Maraş’ta katliam yetmedi araziler ve mallar da gasp edildi

Maraş’ta katliam yetmedi araziler ve mallar da gasp edildi

Maraş katliamı her yıl etkinlik ve eylemlerle protesto edilse de, hiçbir zaman vahşice katledilenlerin kim olduğu somutlaştırılmadı. Onlar birer sayı olarak kaldı. Bu sorunu aşabilmek için yola çıkan ve 11 il, 12 ilçe ve çok sayıda köy gezip 30.000 km yol kat eden araştırmacı-yazar Aziz Tunç, katledilen 88 insanın ailelerine ulaştı. Aziz Tunç, “Maraş Kıyımı” kitabının ardından kaleme aldığı “Beni Sen Öldür” adlı yeni kitabında katledilen insanları bir sayı olmaktan çıkarıp, somut, gözle görünür, elle tutulur halde karşımıza çıkarıyor. Adını, katliam sırasında saldırganların eline düşmek istemediği için eşine Beni sen öldür, onların eline bırakma” diyen Ümmühan Doğan’ın trajik sözlerinden alan kitabın yazarı Tunç, katliamın korkunç ve bilinmeyen gerçeklerini, el konulan çocukları, kayıp cenazeleri, katliama uğradıkları yetmezmiş gibi malları, mülkleri gasp edilip hala geri verilmeyenleri ANF’ye anlattı.

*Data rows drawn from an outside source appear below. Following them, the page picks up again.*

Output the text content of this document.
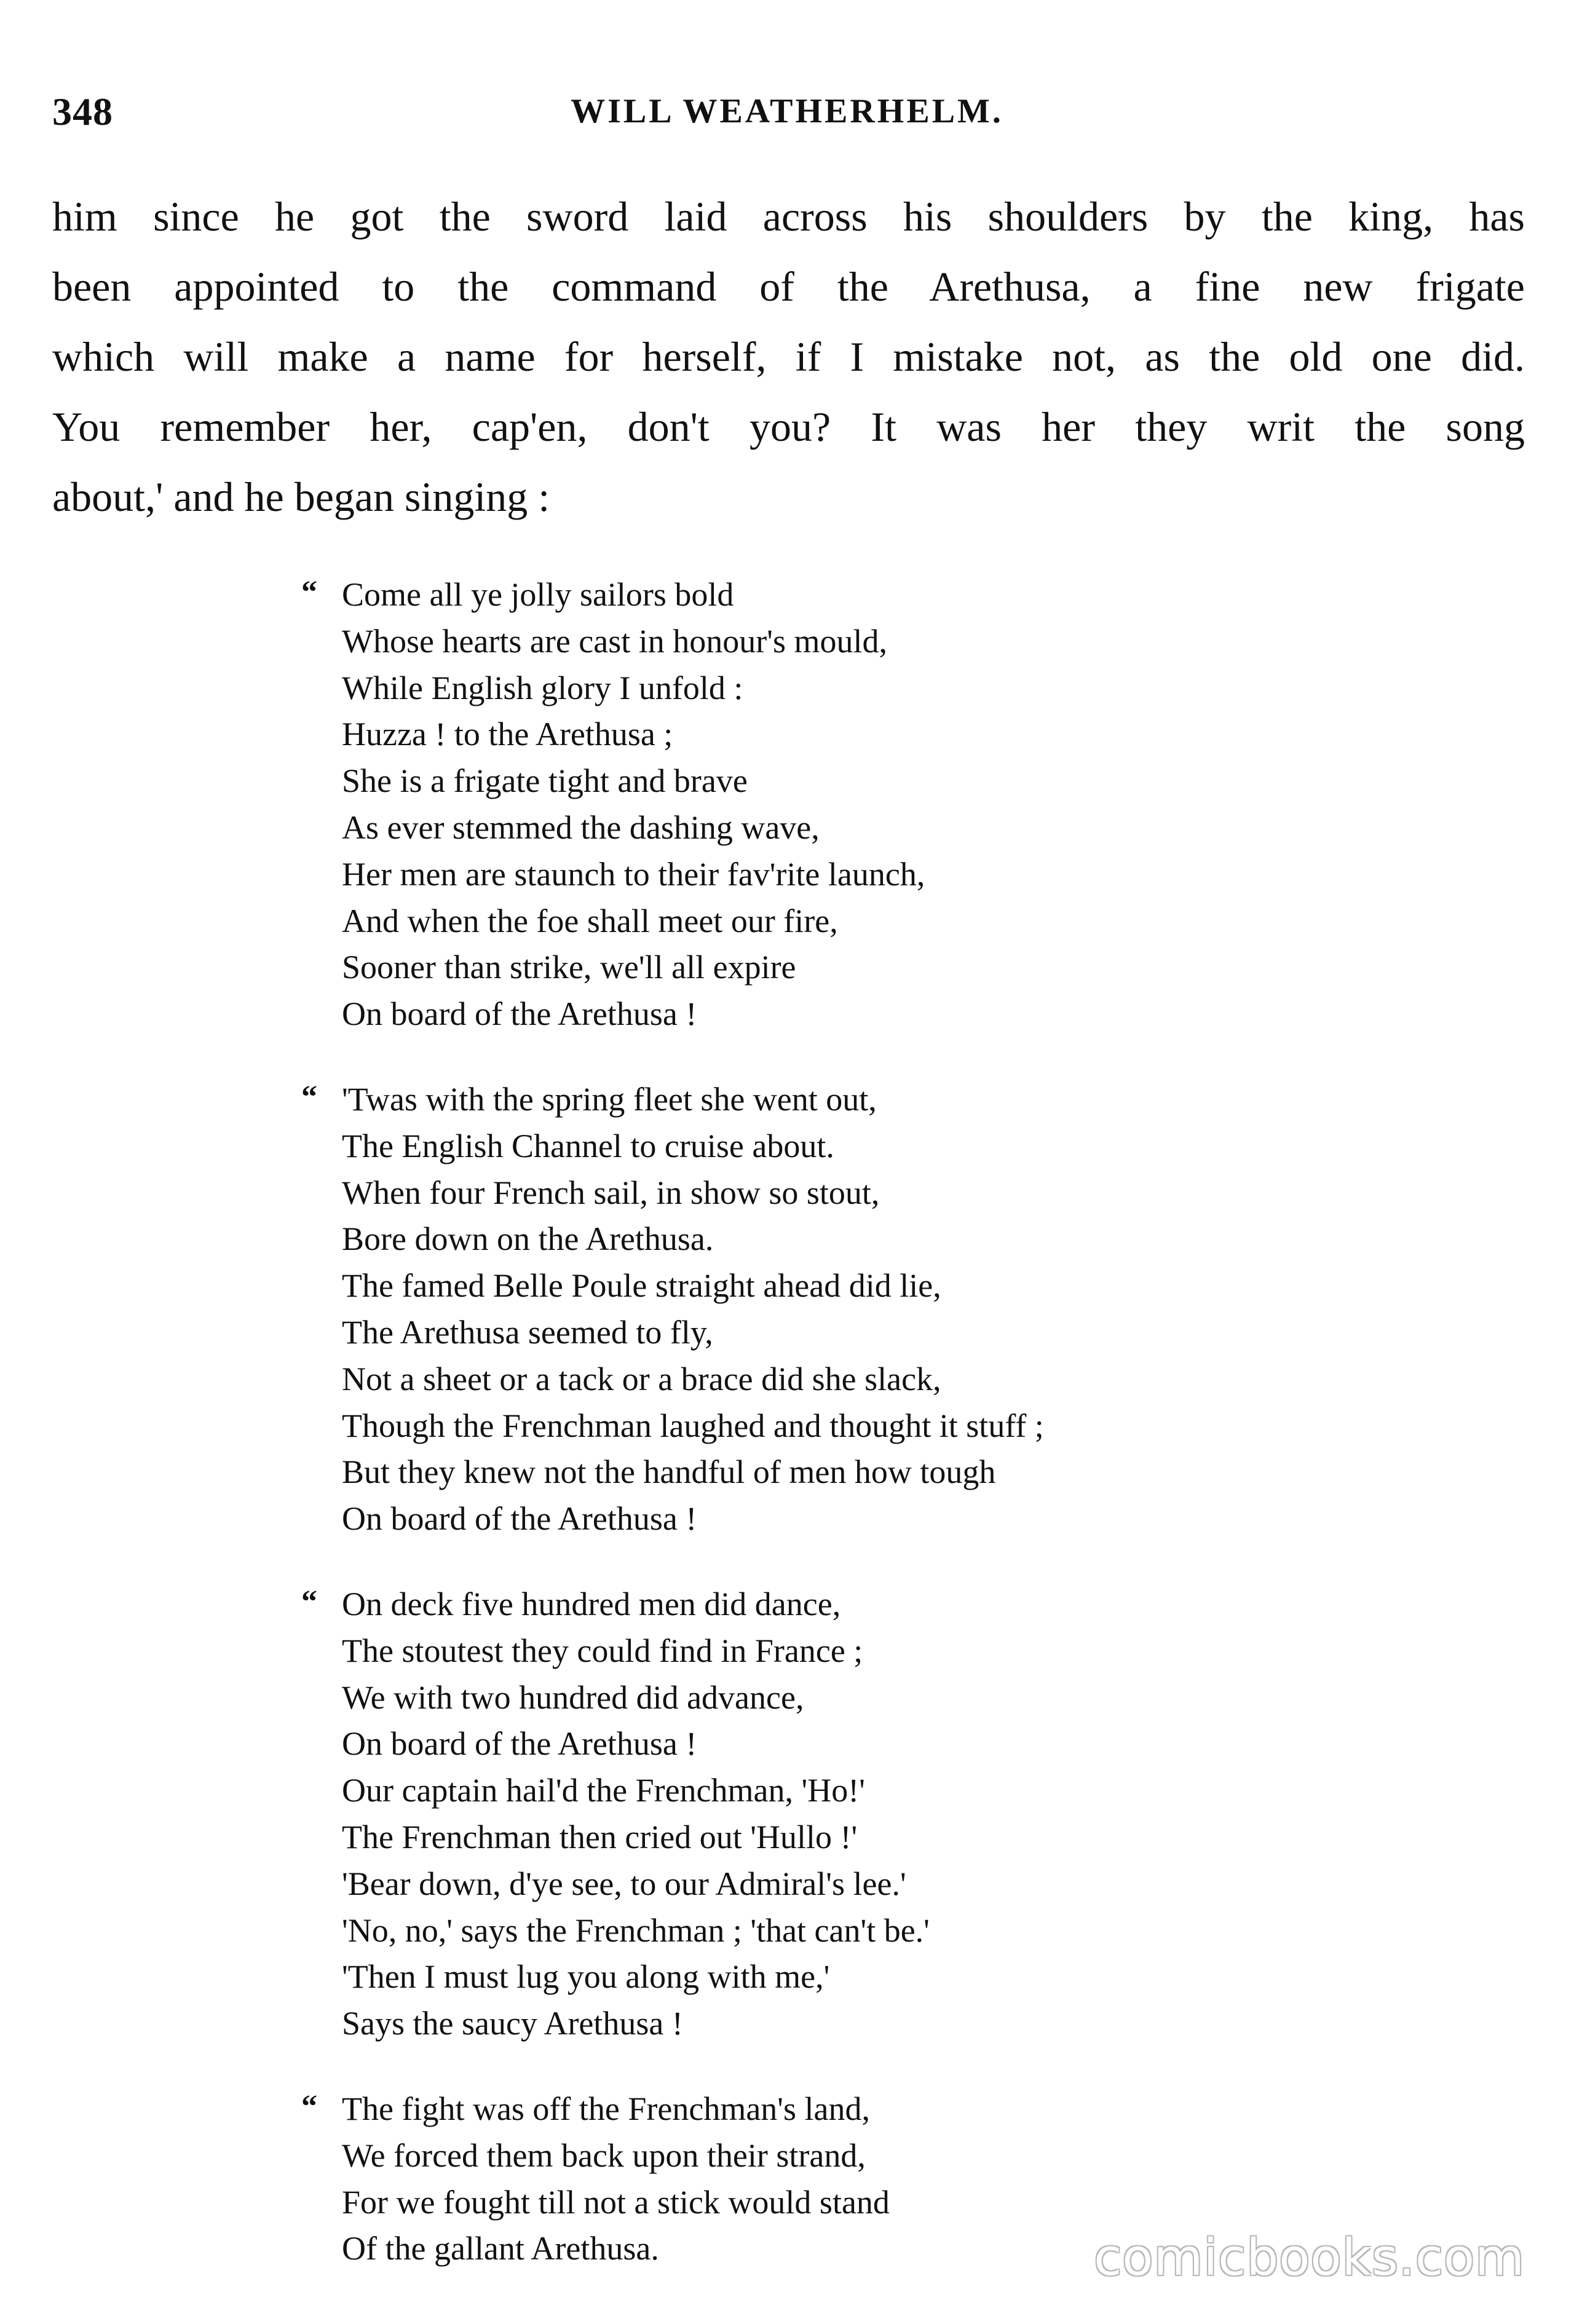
348	WILL WEATHERHELM.
him since he got the sword laid across his shoulders by the king, has
been appointed to the command of the Arethusa, a fine new frigate
which will make a name for herself, if I mistake not, as the old one did.
You remember her, cap'en, don't you? It was her they writ the song
about,' and he began singing :
“ Come all ye jolly sailors bold
Whose hearts are cast in honour's mould,
While English glory I unfold :
Huzza ! to the Arethusa ;
She is a frigate tight and brave
As ever stemmed the dashing wave,
Her men are staunch to their fav'rite launch,
And when the foe shall meet our fire,
Sooner than strike, we'll all expire
On board of the Arethusa !
“ 'Twas with the spring fleet she went out,
The English Channel to cruise about.
When four French sail, in show so stout,
Bore down on the Arethusa.
The famed Belle Poule straight ahead did lie,
The Arethusa seemed to fly,
Not a sheet or a tack or a brace did she slack,
Though the Frenchman laughed and thought it stuff ;
But they knew not the handful of men how tough
On board of the Arethusa !
“ On deck five hundred men did dance,
The stoutest they could find in France ;
We with two hundred did advance,
On board of the Arethusa !
Our captain hail'd the Frenchman, 'Ho!'
The Frenchman then cried out 'Hullo !'
'Bear down, d'ye see, to our Admiral's lee.'
'No, no,' says the Frenchman ; 'that can't be.'
'Then I must lug you along with me,'
Says the saucy Arethusa !
“ The fight was off the Frenchman's land,
We forced them back upon their strand,
For we fought till not a stick would stand
Of the gallant Arethusa.	comicbooks.com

“Maraş Kıyımı” isimli kitabınızdan sonra “Beni Sen Öldür” kitabını yazdınız. Bu kitapta diğerine kıyasla yeni olan ne?

Maraş Kıyımı kitabını yazarken, Maraş katliamına dair hem kendimin hem de genel olarak kamuoyunun yetersiz bir bilgiye sahip olduğunu gördüm. Daha doğrusu önemli bir bilgisizlik yaşandığını gördüm. Maraş katliamının her yıl dönümünde şu kadar insan öldürüldü diye protestolar, etkinlikler yapıyoruz, anıyoruz ancak bu katliamda kimlerin hayatını kaybettiğine dair bir bilgi sahibi olmadığımızı fark ettim. Bu nedenle bu hususa dair bir çalışma yapma kararını verdim. Bu çalışmaya karar verdikten bir müddet sonra KCK adı altındaki operasyonlar sırasında tutuklandığım için ancak tahliyemden sonra işe koyuldum.

Nasıl bir yol izlediniz?

1.5 yıl boyunca katliam mağdurlarının izini aradım. 11 il, 12 ilçe ve çok sayıda köy gezdim. Katliamda yakınlarını kaybetmiş Kürt, Türk, Alevi, devrimci, solcu tüm ailelere ulaştım. 340 kişiyle görüştüm, bunlardan 64’ünü kameraya çektim. Ve ortaya elinizdeki kitap çıktı. Bu kitapla bu insanların hikayelerini öğrendik, ayrıca o insanların ilk kez resmini gördük, böylece katledilen insanlar artık bir sayı olmaktan çıkıp, somut, gözle görünür, elle tutulur halde karşımıza çıktılar. Katledilen insanların aileleriyle tanıştım, hangi koşullarda yaşadıklarına tanık oldum. Dolayısıyla 36 yıl sonra artık Maraş katliamıyla ilgili somut verilere sahibiz.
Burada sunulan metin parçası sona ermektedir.